Depuis que Bas Smets a gagné le concours d’aménagement des abords de la cathédrale, le temps s’envole. Pour ce lieu mythique, symbole de la France et de sa capitale, il était au rendez-vous avec toute son équipe. En présentant une solution simple, logique et efficace où il fait bon vivre au cœur de la cité, ils ont séduit et conquis le jury international. Ils revisitent le lieu, comme un vrai paysage connecté à la ville environnante et transforment le parvis en une immense clairière qui accueillera dorénavant pelouses arborées, nouvelles perspectives, ambiances différentes, tout en privilégiant un rapport omniprésent avec la Seine.
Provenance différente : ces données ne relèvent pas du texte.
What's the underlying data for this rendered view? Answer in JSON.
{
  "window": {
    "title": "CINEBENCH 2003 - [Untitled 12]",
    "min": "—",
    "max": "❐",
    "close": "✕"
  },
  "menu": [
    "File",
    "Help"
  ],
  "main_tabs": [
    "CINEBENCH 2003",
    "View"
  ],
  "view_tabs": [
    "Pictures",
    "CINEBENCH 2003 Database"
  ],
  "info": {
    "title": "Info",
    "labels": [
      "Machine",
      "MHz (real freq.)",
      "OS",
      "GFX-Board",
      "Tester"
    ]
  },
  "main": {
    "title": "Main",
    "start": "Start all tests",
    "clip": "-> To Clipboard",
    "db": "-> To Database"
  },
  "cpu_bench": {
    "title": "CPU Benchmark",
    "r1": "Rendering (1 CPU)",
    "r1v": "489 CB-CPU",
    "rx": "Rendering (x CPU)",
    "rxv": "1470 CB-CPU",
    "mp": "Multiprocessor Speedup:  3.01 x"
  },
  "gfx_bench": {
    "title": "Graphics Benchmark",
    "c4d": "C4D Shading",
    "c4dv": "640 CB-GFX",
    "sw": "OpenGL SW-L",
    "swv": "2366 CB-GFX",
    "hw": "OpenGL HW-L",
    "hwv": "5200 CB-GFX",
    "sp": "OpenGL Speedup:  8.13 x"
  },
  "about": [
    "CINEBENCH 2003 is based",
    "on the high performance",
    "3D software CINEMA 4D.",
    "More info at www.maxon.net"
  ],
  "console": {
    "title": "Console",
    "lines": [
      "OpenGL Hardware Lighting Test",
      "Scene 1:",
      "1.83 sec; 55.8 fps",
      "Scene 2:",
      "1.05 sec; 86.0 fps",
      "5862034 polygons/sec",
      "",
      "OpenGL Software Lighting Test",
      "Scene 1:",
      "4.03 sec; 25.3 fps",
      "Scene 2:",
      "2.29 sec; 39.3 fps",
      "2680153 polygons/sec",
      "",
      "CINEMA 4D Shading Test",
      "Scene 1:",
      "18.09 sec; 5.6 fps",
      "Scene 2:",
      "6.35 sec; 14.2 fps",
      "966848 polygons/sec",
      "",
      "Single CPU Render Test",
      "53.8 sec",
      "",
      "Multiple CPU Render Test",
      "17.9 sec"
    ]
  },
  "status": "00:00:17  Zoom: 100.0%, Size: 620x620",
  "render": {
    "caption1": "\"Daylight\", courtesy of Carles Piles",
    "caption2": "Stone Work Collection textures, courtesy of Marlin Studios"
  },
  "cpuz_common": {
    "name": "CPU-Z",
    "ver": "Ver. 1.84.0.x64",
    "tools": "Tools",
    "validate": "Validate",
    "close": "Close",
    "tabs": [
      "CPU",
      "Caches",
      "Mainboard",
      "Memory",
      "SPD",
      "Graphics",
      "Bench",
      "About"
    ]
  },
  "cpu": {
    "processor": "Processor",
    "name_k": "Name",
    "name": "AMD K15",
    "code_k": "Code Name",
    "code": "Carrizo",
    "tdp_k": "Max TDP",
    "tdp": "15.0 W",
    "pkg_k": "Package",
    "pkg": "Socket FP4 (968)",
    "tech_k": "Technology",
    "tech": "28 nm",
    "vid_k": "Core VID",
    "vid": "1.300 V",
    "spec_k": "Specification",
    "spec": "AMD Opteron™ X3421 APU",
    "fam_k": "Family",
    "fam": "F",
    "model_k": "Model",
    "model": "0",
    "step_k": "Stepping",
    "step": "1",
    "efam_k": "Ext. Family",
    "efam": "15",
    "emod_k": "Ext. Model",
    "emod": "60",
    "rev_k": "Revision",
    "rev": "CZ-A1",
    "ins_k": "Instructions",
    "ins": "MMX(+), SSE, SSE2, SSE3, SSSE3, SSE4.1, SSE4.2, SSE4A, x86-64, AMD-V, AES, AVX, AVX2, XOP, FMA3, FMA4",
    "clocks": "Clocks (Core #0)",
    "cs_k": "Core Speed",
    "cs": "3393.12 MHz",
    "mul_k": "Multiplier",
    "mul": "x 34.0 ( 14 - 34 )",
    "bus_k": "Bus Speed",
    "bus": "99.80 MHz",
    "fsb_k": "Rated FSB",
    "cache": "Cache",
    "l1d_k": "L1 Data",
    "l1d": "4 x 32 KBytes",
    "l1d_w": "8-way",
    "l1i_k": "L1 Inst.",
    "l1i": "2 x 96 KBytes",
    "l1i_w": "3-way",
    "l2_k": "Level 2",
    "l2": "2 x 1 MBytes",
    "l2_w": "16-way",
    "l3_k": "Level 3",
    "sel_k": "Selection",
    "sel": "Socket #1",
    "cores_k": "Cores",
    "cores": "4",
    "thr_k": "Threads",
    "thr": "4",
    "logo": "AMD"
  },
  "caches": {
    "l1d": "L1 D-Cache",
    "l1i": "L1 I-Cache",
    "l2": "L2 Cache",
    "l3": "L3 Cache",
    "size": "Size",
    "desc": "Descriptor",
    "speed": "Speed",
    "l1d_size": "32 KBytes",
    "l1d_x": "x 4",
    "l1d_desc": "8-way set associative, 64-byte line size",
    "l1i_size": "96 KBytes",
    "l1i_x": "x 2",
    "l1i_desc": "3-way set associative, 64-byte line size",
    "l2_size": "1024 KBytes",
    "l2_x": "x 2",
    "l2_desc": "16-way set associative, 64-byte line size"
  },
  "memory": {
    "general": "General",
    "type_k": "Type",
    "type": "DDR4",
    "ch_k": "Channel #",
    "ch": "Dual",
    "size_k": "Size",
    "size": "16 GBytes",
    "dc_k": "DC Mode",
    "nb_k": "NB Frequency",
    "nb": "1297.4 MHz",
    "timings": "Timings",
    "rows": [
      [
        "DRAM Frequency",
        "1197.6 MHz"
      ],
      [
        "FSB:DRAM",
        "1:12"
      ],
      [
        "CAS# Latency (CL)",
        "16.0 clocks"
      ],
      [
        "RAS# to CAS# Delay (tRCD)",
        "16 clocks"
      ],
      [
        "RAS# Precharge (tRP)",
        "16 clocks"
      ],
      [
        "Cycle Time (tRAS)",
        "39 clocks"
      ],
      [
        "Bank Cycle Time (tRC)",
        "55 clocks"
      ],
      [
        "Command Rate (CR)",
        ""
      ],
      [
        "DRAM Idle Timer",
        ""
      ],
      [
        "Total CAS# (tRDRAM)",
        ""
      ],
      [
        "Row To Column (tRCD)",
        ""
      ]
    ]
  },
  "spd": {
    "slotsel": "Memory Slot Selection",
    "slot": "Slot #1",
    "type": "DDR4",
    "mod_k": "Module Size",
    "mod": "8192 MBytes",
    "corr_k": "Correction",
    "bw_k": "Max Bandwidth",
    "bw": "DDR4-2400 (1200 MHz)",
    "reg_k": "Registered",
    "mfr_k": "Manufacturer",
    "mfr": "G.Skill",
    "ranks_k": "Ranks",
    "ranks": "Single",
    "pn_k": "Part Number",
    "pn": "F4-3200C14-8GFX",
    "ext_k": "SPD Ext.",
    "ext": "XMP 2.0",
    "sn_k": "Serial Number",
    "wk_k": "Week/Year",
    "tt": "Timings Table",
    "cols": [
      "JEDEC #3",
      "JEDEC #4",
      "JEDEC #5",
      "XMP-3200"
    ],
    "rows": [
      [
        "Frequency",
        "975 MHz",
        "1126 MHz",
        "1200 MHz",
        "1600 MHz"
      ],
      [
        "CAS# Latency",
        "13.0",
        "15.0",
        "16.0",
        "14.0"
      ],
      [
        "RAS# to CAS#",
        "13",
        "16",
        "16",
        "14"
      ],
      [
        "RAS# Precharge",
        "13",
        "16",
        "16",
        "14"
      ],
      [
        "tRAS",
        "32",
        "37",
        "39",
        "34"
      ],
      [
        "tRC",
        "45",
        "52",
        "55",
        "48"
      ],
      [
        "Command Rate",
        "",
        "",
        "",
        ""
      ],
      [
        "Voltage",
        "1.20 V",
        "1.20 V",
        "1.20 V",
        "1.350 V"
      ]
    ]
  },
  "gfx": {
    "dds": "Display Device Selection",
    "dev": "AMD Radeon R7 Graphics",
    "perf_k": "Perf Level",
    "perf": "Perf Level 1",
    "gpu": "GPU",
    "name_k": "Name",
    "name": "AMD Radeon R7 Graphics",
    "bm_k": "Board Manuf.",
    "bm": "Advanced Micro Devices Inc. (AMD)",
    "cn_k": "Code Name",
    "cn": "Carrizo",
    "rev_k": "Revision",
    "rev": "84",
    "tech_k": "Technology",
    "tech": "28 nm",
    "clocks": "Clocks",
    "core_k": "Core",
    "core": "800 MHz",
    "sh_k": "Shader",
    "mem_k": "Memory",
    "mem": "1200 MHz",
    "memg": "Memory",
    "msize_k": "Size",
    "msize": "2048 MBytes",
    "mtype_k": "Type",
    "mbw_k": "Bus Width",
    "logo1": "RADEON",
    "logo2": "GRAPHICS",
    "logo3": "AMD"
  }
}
© Bureau Bas Smets, Perspective axonométrique du parvis qui donne une idée du volume et du relief

Stratégie paysagère

Ingénieur, architecte, paysagiste et urbaniste, il se dit « architecte du paysage ». Une profession nouvelle, essentielle, qui apprend à lire le paysage avant de vouloir l’inventer ou le transformer. Partant d’une réalité, le paysage existant, le but est de le révéler, le modifier ou l’augmenter par une série de visions à long terme, tout en retrouvant une cohérence évidente entre la nature et les hommes. Sans sophistication aucune. En d’autres mots, imaginer comment la nature résiliente pourrait évoluer, comment elle aurait réagi sans intervention humaine, tout en veillant à accélérer le processus et tout en misant sur l’intelligence des plantes.

© Bureau Bas Smets, A Hong Kong, en plein centre, sur le toit du centre de design PMQ, la végétation crée un havre de sérénité à l’écart de la ville

Il est impératif de donner un rôle à cette nature. Surtout en ville où vit la moitié des habitants du monde entier. Les espaces de verdure doivent y être reliés entre eux pour créer de véritables réservoirs écologiques. Des respirations. En cela, il est influencé par le travail des architectes paysagistes Michel Desvigne, Georges Descombes et Dan Kiley ou Garrett Eckbo, sans oublier Frederick Law Olmsted (1822-1903), un pionnier des Park Systems, réseau de grands parcs publics, notamment l’EmeraldNecklace à Boston ou le Central Park à New York. Nécessaires au bien-être, ils avaient à l’époque pour mission de guérir la ville de l’industrialisation outrancière ; aujourd’hui, ils participent au sauvetage de la planète tant malmenée.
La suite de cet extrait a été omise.